Releasing buccal, or “cheek” tie, should not be performed according to experts in the field. This occurrence has been increasingly diagnosed by dentists but is not shown to lead to any functional deficits.

What are some of the common complaints of parents of children who present with ankyloglossia to the office?
Parents are often referred to our office by a lactation consultant or pediatrician if a newborn is having trouble breastfeeding in the first few days to weeks of life. Mothers report pain with latch, difficulty latching, prolonged breastfeeding, choking, or gagging during breastfeeding, or milk dribbling out the side of the infant’s mouth. Older children are occasionally referred by speech pathologists for poor enunciation and speech issues, though there is less evidence to support this.

What is some of the misinformation that exists regarding tongue ties that parents report to you in the office?
Parents of newborns are in a particularly vulnerable and fragile state of mind. Many mothers will read online forums and social media sites for information, desperate to see what can help their baby breastfeed. Some of the more unusual pieces of misinformation I have heard is that tongue tie can lead to chronic neck pain, headaches, scoliosis, and other musculoskeletal abnormalities. Another common one is that tongue ties can cause sleep apnea. All these statements are false. But unfortunately, there are many people in related and unrelated fields claiming to be experts sharing anecdotal testimonials that play on parental anxiety. This can be detrimental to clinical interactions and lead to misinformed expectations as well as unnecessary surgical procedures.
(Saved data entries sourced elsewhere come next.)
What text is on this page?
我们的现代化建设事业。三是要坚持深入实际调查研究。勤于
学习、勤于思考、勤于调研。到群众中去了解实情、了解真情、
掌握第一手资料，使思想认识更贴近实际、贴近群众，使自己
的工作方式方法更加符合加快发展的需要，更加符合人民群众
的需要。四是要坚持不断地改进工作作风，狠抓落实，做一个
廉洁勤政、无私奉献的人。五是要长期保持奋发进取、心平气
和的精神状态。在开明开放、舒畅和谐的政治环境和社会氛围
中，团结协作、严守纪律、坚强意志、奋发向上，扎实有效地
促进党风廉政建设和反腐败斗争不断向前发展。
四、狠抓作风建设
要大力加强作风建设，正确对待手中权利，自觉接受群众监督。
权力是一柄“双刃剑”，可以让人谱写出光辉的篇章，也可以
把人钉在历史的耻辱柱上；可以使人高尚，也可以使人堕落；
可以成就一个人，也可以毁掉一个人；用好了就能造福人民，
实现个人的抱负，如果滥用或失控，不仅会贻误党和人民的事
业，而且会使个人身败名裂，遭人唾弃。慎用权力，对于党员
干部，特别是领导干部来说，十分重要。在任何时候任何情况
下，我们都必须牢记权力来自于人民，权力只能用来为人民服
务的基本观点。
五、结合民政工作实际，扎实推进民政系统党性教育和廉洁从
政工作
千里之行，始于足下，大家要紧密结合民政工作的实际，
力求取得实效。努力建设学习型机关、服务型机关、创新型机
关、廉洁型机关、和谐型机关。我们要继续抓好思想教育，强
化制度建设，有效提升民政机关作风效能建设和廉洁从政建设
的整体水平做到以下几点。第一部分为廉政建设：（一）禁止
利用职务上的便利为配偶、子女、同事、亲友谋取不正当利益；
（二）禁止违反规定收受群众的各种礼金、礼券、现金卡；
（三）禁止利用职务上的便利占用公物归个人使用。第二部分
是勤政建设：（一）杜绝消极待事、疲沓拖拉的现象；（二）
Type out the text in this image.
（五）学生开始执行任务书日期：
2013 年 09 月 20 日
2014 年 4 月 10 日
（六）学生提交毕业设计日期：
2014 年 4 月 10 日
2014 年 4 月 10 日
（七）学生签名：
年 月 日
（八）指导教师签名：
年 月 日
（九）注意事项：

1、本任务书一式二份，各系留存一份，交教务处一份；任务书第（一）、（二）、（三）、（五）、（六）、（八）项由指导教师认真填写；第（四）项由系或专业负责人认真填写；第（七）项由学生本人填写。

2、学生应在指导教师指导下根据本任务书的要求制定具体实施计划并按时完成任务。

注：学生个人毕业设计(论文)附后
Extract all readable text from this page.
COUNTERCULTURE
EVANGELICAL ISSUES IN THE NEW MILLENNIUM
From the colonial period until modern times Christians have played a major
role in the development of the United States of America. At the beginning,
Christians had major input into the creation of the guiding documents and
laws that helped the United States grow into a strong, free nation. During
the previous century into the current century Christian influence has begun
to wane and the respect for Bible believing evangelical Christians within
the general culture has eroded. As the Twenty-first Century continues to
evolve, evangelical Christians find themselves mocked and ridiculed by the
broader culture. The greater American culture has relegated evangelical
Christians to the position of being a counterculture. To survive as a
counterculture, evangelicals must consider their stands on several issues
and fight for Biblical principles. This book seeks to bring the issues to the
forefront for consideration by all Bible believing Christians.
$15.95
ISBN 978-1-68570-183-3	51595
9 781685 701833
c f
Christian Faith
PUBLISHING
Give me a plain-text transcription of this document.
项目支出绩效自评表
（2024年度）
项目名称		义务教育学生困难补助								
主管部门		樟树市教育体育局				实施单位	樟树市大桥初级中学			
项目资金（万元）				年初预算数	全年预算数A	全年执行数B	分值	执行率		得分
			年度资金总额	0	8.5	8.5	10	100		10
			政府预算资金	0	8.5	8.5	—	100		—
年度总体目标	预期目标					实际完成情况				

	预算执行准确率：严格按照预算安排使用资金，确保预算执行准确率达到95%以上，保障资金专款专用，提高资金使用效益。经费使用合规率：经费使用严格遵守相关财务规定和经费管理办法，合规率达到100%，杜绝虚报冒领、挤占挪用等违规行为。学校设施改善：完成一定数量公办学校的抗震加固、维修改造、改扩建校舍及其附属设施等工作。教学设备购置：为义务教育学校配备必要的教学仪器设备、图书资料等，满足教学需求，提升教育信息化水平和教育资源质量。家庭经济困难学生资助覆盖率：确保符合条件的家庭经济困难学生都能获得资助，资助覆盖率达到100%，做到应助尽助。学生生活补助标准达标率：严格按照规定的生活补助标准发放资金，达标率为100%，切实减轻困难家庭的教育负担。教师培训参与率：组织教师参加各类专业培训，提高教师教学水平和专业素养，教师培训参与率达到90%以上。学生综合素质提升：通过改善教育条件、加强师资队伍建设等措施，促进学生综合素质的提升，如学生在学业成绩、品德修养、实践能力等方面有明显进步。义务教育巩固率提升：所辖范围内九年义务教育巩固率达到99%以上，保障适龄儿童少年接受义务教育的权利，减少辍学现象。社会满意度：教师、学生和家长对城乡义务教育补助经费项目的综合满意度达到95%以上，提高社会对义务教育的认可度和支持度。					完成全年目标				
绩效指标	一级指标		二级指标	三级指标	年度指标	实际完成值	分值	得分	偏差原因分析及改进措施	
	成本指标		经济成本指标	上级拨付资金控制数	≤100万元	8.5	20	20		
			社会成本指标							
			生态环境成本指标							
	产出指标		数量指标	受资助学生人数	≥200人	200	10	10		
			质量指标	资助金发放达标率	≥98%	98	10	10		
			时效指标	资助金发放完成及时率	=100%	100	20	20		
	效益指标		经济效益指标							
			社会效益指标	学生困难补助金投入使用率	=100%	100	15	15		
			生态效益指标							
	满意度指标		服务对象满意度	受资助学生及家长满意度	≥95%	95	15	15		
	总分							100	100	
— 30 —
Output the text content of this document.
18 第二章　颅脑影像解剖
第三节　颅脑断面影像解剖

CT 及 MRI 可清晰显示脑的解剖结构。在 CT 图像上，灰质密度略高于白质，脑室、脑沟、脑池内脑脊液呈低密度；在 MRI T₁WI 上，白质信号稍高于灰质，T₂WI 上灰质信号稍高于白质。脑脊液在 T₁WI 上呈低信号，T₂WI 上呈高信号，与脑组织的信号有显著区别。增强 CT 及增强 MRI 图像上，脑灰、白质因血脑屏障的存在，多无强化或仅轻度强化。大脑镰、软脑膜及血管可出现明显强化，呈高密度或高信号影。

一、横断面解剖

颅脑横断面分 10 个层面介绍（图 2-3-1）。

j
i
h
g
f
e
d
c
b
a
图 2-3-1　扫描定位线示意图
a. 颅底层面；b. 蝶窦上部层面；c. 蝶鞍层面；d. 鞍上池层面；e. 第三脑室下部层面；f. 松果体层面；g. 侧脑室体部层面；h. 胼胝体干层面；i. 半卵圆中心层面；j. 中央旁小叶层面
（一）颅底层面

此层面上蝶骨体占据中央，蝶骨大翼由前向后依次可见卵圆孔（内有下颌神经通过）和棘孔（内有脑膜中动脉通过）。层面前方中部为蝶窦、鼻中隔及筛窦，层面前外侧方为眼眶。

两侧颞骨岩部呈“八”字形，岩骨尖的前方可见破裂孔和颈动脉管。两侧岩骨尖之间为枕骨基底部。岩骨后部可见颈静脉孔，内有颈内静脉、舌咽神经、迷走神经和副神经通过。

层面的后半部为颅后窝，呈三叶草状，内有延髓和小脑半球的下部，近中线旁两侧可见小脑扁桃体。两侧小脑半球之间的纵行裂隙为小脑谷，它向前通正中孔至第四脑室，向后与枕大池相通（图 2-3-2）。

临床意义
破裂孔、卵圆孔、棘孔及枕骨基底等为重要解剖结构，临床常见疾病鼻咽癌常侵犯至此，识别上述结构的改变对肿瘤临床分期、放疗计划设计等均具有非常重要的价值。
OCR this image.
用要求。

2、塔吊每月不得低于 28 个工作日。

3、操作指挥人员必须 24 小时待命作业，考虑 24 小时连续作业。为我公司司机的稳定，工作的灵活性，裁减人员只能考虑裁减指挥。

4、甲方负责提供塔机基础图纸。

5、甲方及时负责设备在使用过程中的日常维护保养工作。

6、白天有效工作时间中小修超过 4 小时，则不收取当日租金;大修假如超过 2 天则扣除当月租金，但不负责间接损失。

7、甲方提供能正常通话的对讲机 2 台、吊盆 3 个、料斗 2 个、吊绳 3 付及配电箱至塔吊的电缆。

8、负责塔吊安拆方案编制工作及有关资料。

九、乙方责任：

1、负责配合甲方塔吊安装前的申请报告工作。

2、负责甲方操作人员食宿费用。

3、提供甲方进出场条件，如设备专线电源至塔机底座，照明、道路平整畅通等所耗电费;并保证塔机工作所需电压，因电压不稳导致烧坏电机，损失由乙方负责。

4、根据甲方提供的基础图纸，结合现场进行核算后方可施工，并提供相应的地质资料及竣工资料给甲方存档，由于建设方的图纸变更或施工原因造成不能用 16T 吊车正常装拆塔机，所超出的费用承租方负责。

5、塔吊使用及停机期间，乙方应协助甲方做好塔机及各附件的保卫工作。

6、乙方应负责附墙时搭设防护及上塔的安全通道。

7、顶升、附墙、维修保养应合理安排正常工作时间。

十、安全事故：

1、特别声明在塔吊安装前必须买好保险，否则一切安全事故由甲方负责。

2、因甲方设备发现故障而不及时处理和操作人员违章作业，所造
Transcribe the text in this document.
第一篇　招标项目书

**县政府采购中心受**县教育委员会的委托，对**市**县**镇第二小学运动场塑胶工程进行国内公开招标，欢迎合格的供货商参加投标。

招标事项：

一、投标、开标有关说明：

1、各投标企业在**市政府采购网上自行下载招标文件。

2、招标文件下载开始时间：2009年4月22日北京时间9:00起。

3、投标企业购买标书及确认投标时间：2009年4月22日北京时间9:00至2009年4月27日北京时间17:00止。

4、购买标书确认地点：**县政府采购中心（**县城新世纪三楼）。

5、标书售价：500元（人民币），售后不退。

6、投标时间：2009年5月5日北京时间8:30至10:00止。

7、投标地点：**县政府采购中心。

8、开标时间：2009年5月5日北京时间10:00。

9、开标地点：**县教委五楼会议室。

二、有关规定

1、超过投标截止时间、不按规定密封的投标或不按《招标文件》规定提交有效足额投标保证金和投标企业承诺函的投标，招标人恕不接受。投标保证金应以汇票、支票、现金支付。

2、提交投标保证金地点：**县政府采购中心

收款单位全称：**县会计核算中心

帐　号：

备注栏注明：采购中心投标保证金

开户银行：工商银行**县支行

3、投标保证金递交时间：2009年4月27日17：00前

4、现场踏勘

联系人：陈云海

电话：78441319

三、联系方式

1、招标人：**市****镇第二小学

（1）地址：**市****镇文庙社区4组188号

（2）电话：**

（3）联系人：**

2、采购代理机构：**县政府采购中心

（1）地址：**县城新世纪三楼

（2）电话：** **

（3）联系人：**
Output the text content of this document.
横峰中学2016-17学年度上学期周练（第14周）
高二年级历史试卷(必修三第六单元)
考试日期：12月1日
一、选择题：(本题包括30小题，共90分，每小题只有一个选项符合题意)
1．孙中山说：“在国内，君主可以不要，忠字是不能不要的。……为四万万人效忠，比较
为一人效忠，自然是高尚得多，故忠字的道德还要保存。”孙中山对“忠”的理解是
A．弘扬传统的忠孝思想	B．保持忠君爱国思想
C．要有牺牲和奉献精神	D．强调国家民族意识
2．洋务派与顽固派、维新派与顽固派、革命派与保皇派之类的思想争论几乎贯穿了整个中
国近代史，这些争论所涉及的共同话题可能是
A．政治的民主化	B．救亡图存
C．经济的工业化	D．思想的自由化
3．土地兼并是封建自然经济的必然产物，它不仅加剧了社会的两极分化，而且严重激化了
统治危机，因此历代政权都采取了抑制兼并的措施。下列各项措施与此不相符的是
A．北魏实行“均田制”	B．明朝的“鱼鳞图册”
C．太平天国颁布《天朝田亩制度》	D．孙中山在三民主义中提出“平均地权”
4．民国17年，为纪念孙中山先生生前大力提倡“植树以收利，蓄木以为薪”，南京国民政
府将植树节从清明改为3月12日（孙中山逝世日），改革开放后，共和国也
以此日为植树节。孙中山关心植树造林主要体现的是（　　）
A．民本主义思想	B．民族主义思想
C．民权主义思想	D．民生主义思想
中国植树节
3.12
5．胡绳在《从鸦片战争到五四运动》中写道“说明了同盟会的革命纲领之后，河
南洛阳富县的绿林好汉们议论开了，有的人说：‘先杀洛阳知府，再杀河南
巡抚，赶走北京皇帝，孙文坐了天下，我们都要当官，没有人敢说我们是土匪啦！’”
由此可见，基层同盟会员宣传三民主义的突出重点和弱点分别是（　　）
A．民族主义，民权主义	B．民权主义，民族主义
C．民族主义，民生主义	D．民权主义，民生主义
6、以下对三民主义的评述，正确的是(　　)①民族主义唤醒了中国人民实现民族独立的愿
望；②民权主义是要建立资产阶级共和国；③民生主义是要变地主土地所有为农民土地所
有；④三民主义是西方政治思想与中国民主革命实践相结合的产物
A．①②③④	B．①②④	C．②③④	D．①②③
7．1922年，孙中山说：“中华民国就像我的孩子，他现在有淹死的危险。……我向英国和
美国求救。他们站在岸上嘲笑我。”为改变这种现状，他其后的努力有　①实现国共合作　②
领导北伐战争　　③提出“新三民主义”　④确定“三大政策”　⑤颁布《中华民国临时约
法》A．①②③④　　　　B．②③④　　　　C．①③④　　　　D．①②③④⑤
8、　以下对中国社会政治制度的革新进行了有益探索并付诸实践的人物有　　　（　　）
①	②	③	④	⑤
How are tongue ties managed? Do you perform these procedures in the office or operating room? What sort of instruments do you use?
Tongue ties in infants can be easily addressed in the office. Usually, I perform frenotomies using a retractor for the tongue and sharp curved scissors to incise the frenulum. Then I perform manual palpation with a finger until the tie feels fully released and the tongue has good mobility. Bleeding is minimal and usually stops with pressure. I will have the mother attempt breastfeeding immediately after the procedure in one of my exam rooms—and many report an immediate improvement. I have heard of dentists using lasers to perform frenotomies, but this is unnecessary and has not been proven to be superior to the traditional cold steel technique.

What are some pearls/takeaways that you would give to your colleagues starting off their pediatric ENT practice with regards to tongue tie presentation and management?
Referral patterns for tongue ties have drastically increased in recent years with more awareness and a higher emphasis on breastfeeding for mothers. I would advise all new practitioners to take a thorough history and physical to ensure true tethering of the tongue. While this procedure is easy to perform with little morbidity, proper counseling and tempering of expectations is important to avoid disappointment. Frenotomy can be one of the simplest yet most gratifying procedures that we do as pediatric otolaryngologists if performed in appropriately selected patients.